- Government policy requirements

Substantive equality

Although the Commission is not a mandated agency under the Public Sector Commissioner’s circular to address systemic discrimination it has continued to implement the objectives of the framework for Substantive Equality in its own operations.

During the current year the Commission:

  • Continued to revise its substantive equality implementation plan
  • Encouraged all staff to participate in the course ‘Fair Go for your Clients’ aimed at increasing awareness of how systemic discrimination impacts on various groups
  • Maintained as a standing agenda items for monthly staff meetings the implementation of substantive equality as well as analysis of trends and issues to identify systemic discrimination
  • Identified policies requiring impact assessments – including revision of the Accessible Complaints Policy.

Occupational health and safety (OSH)

The Commission is committed to providing an environment that is healthy, safe and which promotes the welfare of the employees and any other people who may be affected by the work environment of the Commission.

Due to the small number of staff there is no dedicated OSH officer.  The Commission has two elected OSH representatives conduct regular office inspections, and during these inspections consult staff and seek feedback on workstation and work related ergonomic and other OSH issues. Any urgent issues are documented and submitted for action.

In the 2017-18 financial year the only significant high-risk issue identified by the OSH representatives, were four emergency exit lights which were not working, including one at the main exit. These were reported for urgent attention, and contractors were engaged, and the lights were made operational.  Other reported issues were low risk, such as ensuring materials on shelves were properly stacked and stored safely, and slip risks removed from floors.

The OSH representatives take responsibility for conducting the OSH component during the induction of new staff.

An assessment of the occupational safety and health management systems was last completed in 2012 using a recognised assessment tool by an independent external OH&S consultancy firm.

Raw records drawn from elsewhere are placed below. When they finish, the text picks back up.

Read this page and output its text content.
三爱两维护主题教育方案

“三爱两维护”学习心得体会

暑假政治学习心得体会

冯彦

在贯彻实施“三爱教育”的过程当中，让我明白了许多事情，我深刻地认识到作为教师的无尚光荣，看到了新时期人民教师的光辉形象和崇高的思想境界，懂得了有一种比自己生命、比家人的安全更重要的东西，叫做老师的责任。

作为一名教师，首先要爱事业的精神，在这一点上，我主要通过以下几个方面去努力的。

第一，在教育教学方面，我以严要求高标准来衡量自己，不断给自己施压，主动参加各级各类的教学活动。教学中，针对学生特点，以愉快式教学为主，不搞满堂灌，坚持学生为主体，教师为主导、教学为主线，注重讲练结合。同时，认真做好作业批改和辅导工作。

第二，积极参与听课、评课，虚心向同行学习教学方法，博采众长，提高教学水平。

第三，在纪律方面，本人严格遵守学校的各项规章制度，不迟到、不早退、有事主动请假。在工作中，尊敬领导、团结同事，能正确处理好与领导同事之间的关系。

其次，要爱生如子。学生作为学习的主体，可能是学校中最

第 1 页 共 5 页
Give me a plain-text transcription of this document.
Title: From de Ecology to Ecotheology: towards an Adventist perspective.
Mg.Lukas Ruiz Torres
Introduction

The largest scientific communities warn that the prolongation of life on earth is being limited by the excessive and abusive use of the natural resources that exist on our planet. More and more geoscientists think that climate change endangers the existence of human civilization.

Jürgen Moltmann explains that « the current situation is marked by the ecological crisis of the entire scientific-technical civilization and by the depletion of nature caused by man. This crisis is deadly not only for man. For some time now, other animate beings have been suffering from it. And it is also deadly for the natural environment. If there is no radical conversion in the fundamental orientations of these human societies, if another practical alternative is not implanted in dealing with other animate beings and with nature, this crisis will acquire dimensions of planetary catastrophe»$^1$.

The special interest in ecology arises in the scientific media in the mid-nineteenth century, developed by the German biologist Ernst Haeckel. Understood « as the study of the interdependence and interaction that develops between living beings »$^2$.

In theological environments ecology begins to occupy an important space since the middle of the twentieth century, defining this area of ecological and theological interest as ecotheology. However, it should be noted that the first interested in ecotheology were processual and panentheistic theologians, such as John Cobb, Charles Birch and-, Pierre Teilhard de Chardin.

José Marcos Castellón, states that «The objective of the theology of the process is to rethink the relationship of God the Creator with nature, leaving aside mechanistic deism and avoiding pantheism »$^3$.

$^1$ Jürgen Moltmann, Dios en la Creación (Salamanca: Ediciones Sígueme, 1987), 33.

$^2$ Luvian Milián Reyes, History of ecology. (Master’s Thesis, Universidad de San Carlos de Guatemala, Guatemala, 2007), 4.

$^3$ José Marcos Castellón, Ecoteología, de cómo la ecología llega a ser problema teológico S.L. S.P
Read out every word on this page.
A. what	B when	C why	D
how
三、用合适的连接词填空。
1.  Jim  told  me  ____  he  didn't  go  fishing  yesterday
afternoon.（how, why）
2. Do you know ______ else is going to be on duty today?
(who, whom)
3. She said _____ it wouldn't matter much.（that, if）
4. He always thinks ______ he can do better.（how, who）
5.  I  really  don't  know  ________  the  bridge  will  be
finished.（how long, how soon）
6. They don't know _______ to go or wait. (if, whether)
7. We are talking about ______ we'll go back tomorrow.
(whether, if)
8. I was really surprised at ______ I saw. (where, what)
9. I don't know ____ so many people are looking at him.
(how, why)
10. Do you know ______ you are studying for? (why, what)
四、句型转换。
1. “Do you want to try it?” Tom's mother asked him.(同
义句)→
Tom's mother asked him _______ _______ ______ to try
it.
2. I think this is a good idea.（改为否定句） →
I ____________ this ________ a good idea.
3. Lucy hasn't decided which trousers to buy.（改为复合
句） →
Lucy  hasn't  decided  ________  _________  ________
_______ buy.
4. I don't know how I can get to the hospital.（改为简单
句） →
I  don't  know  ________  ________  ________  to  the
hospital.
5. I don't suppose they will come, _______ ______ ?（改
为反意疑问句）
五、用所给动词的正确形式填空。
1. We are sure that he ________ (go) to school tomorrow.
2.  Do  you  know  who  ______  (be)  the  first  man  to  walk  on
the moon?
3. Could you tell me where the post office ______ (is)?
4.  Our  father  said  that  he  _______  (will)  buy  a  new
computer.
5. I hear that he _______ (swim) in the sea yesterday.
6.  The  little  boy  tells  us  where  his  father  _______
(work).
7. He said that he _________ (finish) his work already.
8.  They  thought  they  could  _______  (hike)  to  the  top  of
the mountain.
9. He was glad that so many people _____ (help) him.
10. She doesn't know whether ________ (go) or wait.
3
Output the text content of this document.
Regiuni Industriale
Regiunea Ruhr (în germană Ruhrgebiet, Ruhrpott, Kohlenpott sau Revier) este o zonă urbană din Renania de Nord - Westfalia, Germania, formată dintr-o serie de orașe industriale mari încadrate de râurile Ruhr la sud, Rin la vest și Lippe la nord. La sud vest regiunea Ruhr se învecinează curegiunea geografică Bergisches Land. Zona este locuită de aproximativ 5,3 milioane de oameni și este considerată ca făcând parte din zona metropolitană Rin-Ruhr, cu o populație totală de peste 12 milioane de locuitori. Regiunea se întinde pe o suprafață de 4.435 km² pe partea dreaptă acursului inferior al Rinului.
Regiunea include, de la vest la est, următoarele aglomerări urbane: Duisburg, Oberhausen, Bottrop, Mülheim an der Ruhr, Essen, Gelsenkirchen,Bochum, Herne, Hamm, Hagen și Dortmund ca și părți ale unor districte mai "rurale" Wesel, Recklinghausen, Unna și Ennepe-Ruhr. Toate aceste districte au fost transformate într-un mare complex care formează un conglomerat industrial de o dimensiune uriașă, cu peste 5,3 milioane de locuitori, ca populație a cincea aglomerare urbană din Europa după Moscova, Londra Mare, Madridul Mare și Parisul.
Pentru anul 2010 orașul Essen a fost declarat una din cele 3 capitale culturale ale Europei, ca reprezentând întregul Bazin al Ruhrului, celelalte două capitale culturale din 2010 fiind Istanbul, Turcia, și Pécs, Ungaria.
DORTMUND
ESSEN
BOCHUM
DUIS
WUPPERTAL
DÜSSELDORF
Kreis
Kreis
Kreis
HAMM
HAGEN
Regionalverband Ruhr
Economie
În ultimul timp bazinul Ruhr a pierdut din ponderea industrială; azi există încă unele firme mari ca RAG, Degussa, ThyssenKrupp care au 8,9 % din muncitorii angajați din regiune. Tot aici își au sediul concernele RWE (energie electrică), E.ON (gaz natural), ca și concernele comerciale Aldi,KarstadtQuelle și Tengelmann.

The consultants identified a few medium and low priority matters which were recommended for remediation, and these were accepted for actioning by the Corporate Executive. 100% of the recommended actions have been completed.

Formal mechanism for consultation with employees

Managers and employees are regularly reminded of their responsibilities. These include:

  • All related occupational safety and health management policies are provided during the induction process and are also available to all staff on the intranet
  • All new employees are provided with OSH information and basic training as part of the induction process
  • OSH inspections are carried out regularly in accordance with the policy
  • If an issue is identified it is followed up initially by the manager and then by an OSH representative if required
  • Reports are provided quarterly to corporate executive
  • Accidents are recorded in the accident report register either by the injured party, the first aider or an OSH representative
  • If an injury requires any treatment it is reported to the OSH representative and the manager commission support.

The following table provides actual results for the 2017-18 reporting period against targets specified in Public Sector Commissioner’s Circular 2012-05: Code of Practice-Occupational Safety and Health in the Western Australian Public Sector. We had no lost time injuries during the period.



Freedom of information

The Commission aims to make information available promptly and at the least possible cost. Whenever possible documents will be provided outside the FOI process.

If information is not routinely available, the FOI Act provides the right to apply for documents held by the Commission and enables the public to ensure that personal information in documents is accurate, complete, up to date and not misleading.

The Commission receives, produces and retains a range of documents relevant to the Commission's statutory and administrative functions.

The public is welcome to make arrangements to view the range of publications and resources produced by the Commission, much of which is on the website, as the information you seek may already be available without the need to make an FOI application.